CheckMate 274: Adjuvant nivolumab ups DFS in high-risk MIUC
Treatment with the PD-1 immune checkpoint inhibitor nivolumab after radical surgery significantly extends disease-free survival (DFS) compared with placebo in patients with muscle-invasive urothelial carcinoma (MIUC) at high risk of recurrence, regardless of their PD-L1 status, according to the CheckMate 274 study presented at the 2021 ASCO GUCS.
Currently, the standard of care for MIUC is neoadjuvant cisplatin-based chemotherapy followed by radical surgery by removing the bladder. However, some patients are reluctant to undergo chemotherapy or ineligible for cisplatin due to poor kidney function, pointed out lead author Dr Dean Bajorin of Memorial Sloan Kettering Cancer Center in New York, New York, US.
“Even with the current standard of care — surgery with or without presurgery chemotherapy — MIUC has a high risk of recurring. These new findings show that treating patients at highest risk of recurrence with an immunotherapy after surgery can help extend the time until the disease returns,” said Dr Robert Dreicer, ASCO expert in genitourinary cancers.

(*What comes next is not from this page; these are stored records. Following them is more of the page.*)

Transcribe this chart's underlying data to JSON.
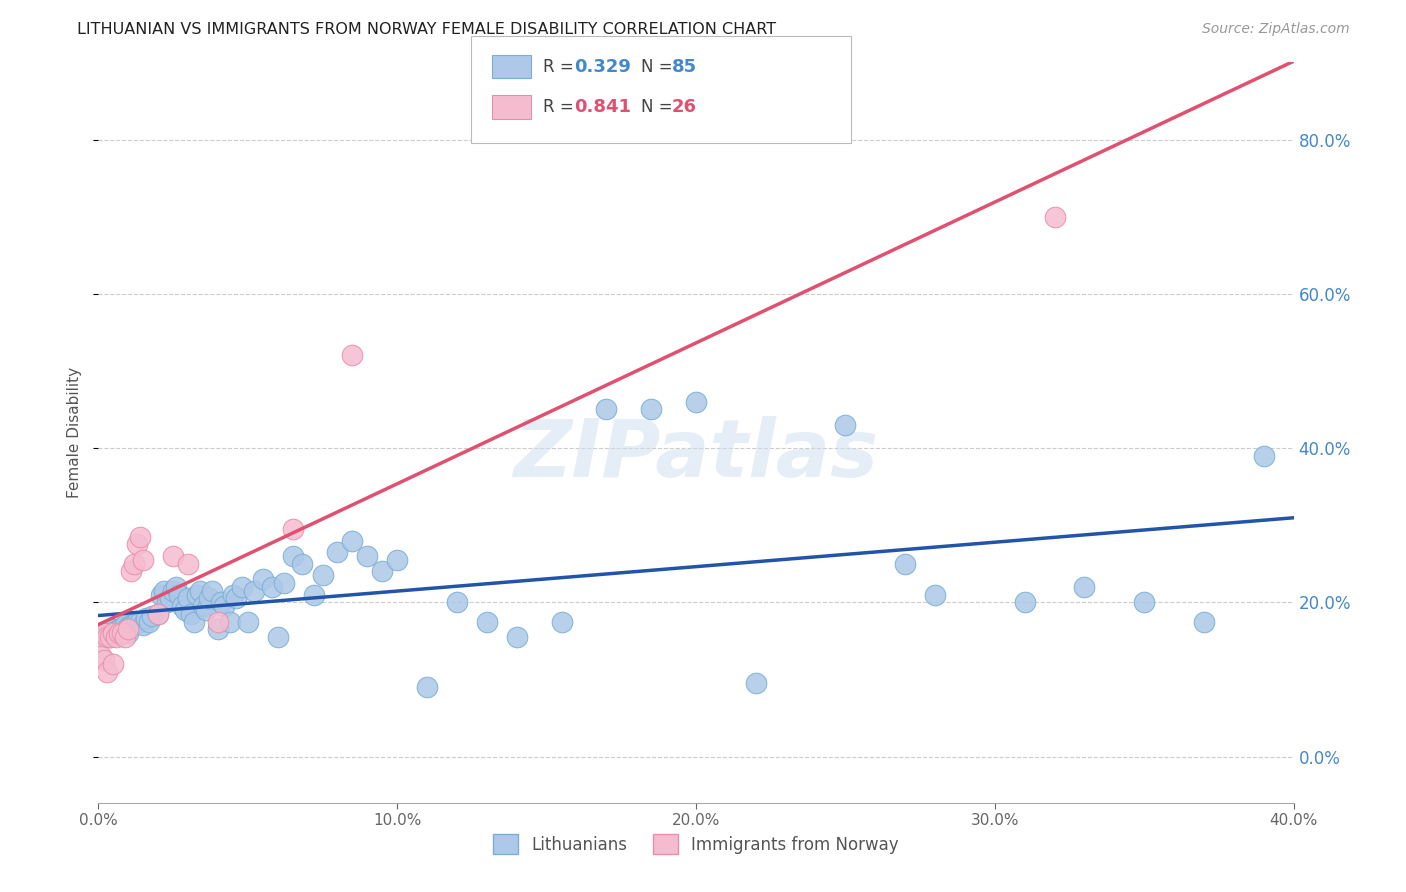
{
  "title": "LITHUANIAN VS IMMIGRANTS FROM NORWAY FEMALE DISABILITY CORRELATION CHART",
  "source": "Source: ZipAtlas.com",
  "ylabel": "Female Disability",
  "xmin": 0.0,
  "xmax": 0.4,
  "ymin": -0.06,
  "ymax": 0.9,
  "yticks": [
    0.0,
    0.2,
    0.4,
    0.6,
    0.8
  ],
  "xticks": [
    0.0,
    0.1,
    0.2,
    0.3,
    0.4
  ],
  "blue_R": 0.329,
  "blue_N": 85,
  "pink_R": 0.841,
  "pink_N": 26,
  "blue_color": "#adc8e8",
  "blue_edge": "#7aafd4",
  "pink_color": "#f5bcd0",
  "pink_edge": "#e88fa8",
  "blue_line_color": "#2255aa",
  "pink_line_color": "#e05070",
  "legend_label_blue": "Lithuanians",
  "legend_label_pink": "Immigrants from Norway",
  "watermark": "ZIPatlas",
  "background_color": "#ffffff",
  "grid_color": "#cccccc",
  "blue_x": [
    0.001,
    0.002,
    0.002,
    0.003,
    0.003,
    0.004,
    0.004,
    0.005,
    0.005,
    0.006,
    0.006,
    0.007,
    0.007,
    0.008,
    0.008,
    0.009,
    0.009,
    0.01,
    0.01,
    0.011,
    0.012,
    0.013,
    0.014,
    0.015,
    0.016,
    0.017,
    0.018,
    0.02,
    0.021,
    0.022,
    0.023,
    0.024,
    0.025,
    0.026,
    0.027,
    0.028,
    0.029,
    0.03,
    0.031,
    0.032,
    0.033,
    0.034,
    0.035,
    0.036,
    0.037,
    0.038,
    0.04,
    0.041,
    0.042,
    0.044,
    0.045,
    0.046,
    0.048,
    0.05,
    0.052,
    0.055,
    0.058,
    0.06,
    0.062,
    0.065,
    0.068,
    0.072,
    0.075,
    0.08,
    0.085,
    0.09,
    0.095,
    0.1,
    0.11,
    0.12,
    0.13,
    0.14,
    0.155,
    0.17,
    0.185,
    0.2,
    0.22,
    0.25,
    0.27,
    0.28,
    0.31,
    0.33,
    0.35,
    0.37,
    0.39
  ],
  "blue_y": [
    0.16,
    0.158,
    0.162,
    0.157,
    0.163,
    0.155,
    0.165,
    0.158,
    0.165,
    0.157,
    0.163,
    0.158,
    0.165,
    0.16,
    0.168,
    0.162,
    0.17,
    0.16,
    0.168,
    0.17,
    0.172,
    0.175,
    0.175,
    0.17,
    0.18,
    0.175,
    0.182,
    0.185,
    0.21,
    0.215,
    0.2,
    0.205,
    0.215,
    0.22,
    0.21,
    0.195,
    0.19,
    0.205,
    0.185,
    0.175,
    0.21,
    0.215,
    0.195,
    0.19,
    0.205,
    0.215,
    0.165,
    0.2,
    0.195,
    0.175,
    0.21,
    0.205,
    0.22,
    0.175,
    0.215,
    0.23,
    0.22,
    0.155,
    0.225,
    0.26,
    0.25,
    0.21,
    0.235,
    0.265,
    0.28,
    0.26,
    0.24,
    0.255,
    0.09,
    0.2,
    0.175,
    0.155,
    0.175,
    0.45,
    0.45,
    0.46,
    0.095,
    0.43,
    0.25,
    0.21,
    0.2,
    0.22,
    0.2,
    0.175,
    0.39
  ],
  "pink_x": [
    0.001,
    0.001,
    0.002,
    0.002,
    0.003,
    0.003,
    0.004,
    0.005,
    0.005,
    0.006,
    0.007,
    0.008,
    0.009,
    0.01,
    0.011,
    0.012,
    0.013,
    0.014,
    0.015,
    0.02,
    0.025,
    0.03,
    0.04,
    0.065,
    0.085,
    0.32
  ],
  "pink_y": [
    0.155,
    0.13,
    0.16,
    0.125,
    0.155,
    0.11,
    0.155,
    0.16,
    0.12,
    0.155,
    0.16,
    0.16,
    0.155,
    0.165,
    0.24,
    0.25,
    0.275,
    0.285,
    0.255,
    0.185,
    0.26,
    0.25,
    0.175,
    0.295,
    0.52,
    0.7
  ]
}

The phase III, double-blind, multicentre study randomized 709 patients (mean age 65 years) with high-risk MIUC (involving bladder, renal pelvis, or ureter) in a 1:1 ratio to receive intravenous (IV) nivolumab 240 mg Q2W or IV placebo for up to 1 year of adjuvant therapy, following a recent radical surgery. Patients had either received prior neoadjuvant cisplatin chemotherapy or had not undergone prior neoadjuvant cisplatin or were ineligible/ refused cisplatin-based chemotherapy.

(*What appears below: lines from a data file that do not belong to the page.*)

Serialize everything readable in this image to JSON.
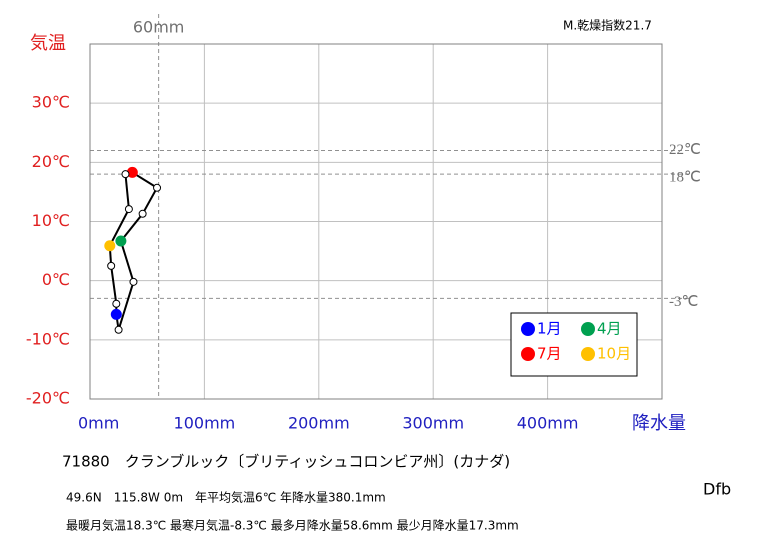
{
  "chart_data": {
    "type": "line",
    "index_label": "M.乾燥指数21.7",
    "y_label": "気温",
    "x_label": "降水量",
    "x": [
      23,
      25,
      38,
      27,
      46,
      58.6,
      37,
      31,
      34,
      17.3,
      18.5,
      23
    ],
    "values": [
      -5.7,
      -8.3,
      -0.2,
      6.7,
      11.3,
      15.7,
      18.3,
      18,
      12.1,
      5.9,
      2.5,
      -3.9
    ],
    "highlights": [
      {
        "name": "1月",
        "color": "#0000ff"
      },
      {
        "name": "4月",
        "color": "#00a050"
      },
      {
        "name": "7月",
        "color": "#ff0000"
      },
      {
        "name": "10月",
        "color": "#ffc000"
      }
    ],
    "xlim": [
      0,
      500
    ],
    "ylim": [
      -20,
      40
    ],
    "xticks": [
      {
        "value": 0,
        "label": "0mm"
      },
      {
        "value": 100,
        "label": "100mm"
      },
      {
        "value": 200,
        "label": "200mm"
      },
      {
        "value": 300,
        "label": "300mm"
      },
      {
        "value": 400,
        "label": "400mm"
      }
    ],
    "yticks": [
      {
        "value": -20,
        "label": "-20℃"
      },
      {
        "value": -10,
        "label": "-10℃"
      },
      {
        "value": 0,
        "label": "0℃"
      },
      {
        "value": 10,
        "label": "10℃"
      },
      {
        "value": 20,
        "label": "20℃"
      },
      {
        "value": 30,
        "label": "30℃"
      }
    ],
    "hlines": [
      {
        "value": 22,
        "label": "22℃"
      },
      {
        "value": 18,
        "label": "18℃"
      },
      {
        "value": -3,
        "label": "-3℃"
      }
    ],
    "vlines": [
      {
        "value": 60,
        "label": "60mm"
      }
    ],
    "grid": true,
    "station": "71880　クランブルック〔ブリティッシュコロンビア州〕(カナダ)",
    "info1": "49.6N　115.8W 0m　年平均気温6℃ 年降水量380.1mm",
    "info2": "最暖月気温18.3℃ 最寒月気温-8.3℃ 最多月降水量58.6mm 最少月降水量17.3mm",
    "climate": "Dfb"
  }
}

After a median follow-up of around 20 months, the primary endpoint of DFS was almost doubled in nivolumab-treated patients compared with those on placebo (median, 21.0 vs 10.9 months; hazard ratio [HR], 0.70; p<0.001). [ASCO GUCS 2021, abstract 391]

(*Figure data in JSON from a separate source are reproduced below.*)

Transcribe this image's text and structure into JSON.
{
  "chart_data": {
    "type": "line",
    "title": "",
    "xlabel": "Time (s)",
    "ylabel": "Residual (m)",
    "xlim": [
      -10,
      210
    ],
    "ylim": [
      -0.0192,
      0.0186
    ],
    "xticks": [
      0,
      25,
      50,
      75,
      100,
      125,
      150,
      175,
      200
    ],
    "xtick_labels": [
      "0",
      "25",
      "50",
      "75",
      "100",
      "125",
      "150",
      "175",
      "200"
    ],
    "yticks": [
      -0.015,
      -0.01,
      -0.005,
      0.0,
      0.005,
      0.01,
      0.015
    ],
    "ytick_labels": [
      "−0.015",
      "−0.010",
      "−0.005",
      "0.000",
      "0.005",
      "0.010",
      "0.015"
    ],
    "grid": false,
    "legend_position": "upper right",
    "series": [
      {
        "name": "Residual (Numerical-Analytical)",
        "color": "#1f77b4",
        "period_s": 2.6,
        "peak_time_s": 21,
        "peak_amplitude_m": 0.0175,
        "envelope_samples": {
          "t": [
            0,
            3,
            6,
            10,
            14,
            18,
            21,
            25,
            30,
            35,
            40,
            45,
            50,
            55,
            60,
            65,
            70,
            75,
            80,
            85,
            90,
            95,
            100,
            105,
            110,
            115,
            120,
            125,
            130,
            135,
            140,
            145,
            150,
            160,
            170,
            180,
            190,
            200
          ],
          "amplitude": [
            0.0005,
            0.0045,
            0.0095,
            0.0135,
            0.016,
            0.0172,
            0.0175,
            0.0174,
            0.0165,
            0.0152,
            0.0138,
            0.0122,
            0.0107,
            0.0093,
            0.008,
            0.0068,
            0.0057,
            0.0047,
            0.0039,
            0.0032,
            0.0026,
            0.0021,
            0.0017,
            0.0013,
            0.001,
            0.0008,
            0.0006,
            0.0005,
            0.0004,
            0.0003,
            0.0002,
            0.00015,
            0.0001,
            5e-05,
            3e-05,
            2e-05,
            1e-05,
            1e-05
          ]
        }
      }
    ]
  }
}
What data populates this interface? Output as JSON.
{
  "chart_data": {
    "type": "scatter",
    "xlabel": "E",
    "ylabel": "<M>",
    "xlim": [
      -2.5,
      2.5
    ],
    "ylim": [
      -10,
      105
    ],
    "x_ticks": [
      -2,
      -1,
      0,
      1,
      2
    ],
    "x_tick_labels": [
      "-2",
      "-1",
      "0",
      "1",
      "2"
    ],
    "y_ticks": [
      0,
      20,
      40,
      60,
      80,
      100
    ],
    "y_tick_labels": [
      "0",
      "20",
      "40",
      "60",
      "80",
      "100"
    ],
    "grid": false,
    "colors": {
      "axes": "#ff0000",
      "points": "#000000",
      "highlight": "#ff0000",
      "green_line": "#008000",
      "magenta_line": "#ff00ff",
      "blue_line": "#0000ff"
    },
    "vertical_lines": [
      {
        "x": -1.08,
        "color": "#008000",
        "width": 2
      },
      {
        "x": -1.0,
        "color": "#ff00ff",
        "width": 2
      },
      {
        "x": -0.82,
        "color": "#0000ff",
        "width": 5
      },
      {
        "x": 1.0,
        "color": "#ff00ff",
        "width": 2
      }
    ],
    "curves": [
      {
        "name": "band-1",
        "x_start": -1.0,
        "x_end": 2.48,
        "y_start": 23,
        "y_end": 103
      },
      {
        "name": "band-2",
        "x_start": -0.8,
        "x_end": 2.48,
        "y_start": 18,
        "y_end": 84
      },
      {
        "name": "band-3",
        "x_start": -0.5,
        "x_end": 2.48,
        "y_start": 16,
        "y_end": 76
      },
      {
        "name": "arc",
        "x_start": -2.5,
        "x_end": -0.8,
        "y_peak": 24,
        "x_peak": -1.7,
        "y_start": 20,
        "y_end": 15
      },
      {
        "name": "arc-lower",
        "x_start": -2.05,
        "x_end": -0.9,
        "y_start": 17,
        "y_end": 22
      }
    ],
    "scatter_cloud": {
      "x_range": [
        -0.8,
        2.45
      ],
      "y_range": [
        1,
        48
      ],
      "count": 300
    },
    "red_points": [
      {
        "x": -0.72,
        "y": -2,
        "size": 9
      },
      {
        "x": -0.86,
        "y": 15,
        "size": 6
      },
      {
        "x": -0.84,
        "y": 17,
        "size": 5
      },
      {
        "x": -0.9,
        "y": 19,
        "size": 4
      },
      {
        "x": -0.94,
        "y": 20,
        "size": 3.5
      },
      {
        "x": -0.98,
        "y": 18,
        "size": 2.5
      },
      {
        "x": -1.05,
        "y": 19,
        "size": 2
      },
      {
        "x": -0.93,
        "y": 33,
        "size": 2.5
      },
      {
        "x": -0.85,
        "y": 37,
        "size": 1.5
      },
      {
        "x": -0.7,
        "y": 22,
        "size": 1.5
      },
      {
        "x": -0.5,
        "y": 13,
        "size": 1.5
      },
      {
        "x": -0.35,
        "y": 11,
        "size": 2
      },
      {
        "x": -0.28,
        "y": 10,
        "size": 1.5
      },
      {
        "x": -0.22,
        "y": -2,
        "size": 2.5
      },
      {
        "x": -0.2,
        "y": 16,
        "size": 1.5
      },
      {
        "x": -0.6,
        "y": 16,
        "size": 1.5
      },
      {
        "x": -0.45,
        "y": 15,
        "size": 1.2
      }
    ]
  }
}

Among a subset of patients with PD-L1 levels ≥1 percent (PD-L1-positive), the improvement in DFS with nivolumab was even more pronounced (median, not reached vs 10.8 months; HR, 0.53; p<0.001).
“Nivolumab is the first immune therapy to be used in the adjuvant setting that provides a statistically significant and clinically meaningful improvement in DFS for patients with high-risk MIUC after radical surgery with curative intent, irrespective of PD-L1 status,” said Bajorin.
Moreover, the secondary outcome of non–urothelial tract recurrence-free survival (NUTRFS) was also prolonged in the nivolumab arm vs the placebo arm (median, 24.6 vs 13.7 months; HR, 0.72; 95 percent confidence interval [CI], 0.58–0.89) in the intention-to-treat population. Again, the NUTRFS benefit was even greater in the PD-L1-positive (median, not reached vs 10.9 months; HR, 0.54; 95 percent CI, 0.38-0.77).
The exploratory outcome of distant metastasis-free survival (DMFS) was similarly longer with nivolumab vs placebo in both the in both the intention-to-treat population (median, 35.0 vs 29.0 months; HR, 0.74, 95 percent CI, 0.58–0.93) and the PD-L1 positive subgroup (median, not reached vs 21.2 months; HR, 0.60, 95 percent CI, 0.41–0.88).
“The safety and tolerability of nivolumab was consistent with previous reports in other tumour types, including in patients with metastatic UC,” Bajorin reported.
Treatment-related adverse effects (TRAEs) of grade 3–4 occurred in 17.9 percent of patients in the nivolumab arm compared with 7.2 percent in the placebo arm — with colitis, diarrhoea, and pneumonitis being most common in the nivolumab arm; while colitis, diarrhoea, hepatitis, and elevated gamma-glutamyl transferase levels most frequently reported in the placebo arm.
“No deterioration in HRq=QoL, as measured by change in EORTC QLQ-C30 global health status score, was observed with nivolumab vs placebo,” Bajorin noted.
“These results support nivolumab monotherapy as a new standard of care in the adjuvant setting for patients with high-risk MIUC after radical surgery regardless of PD-L1 status and prior neoadjuvant chemotherapy,” he stated.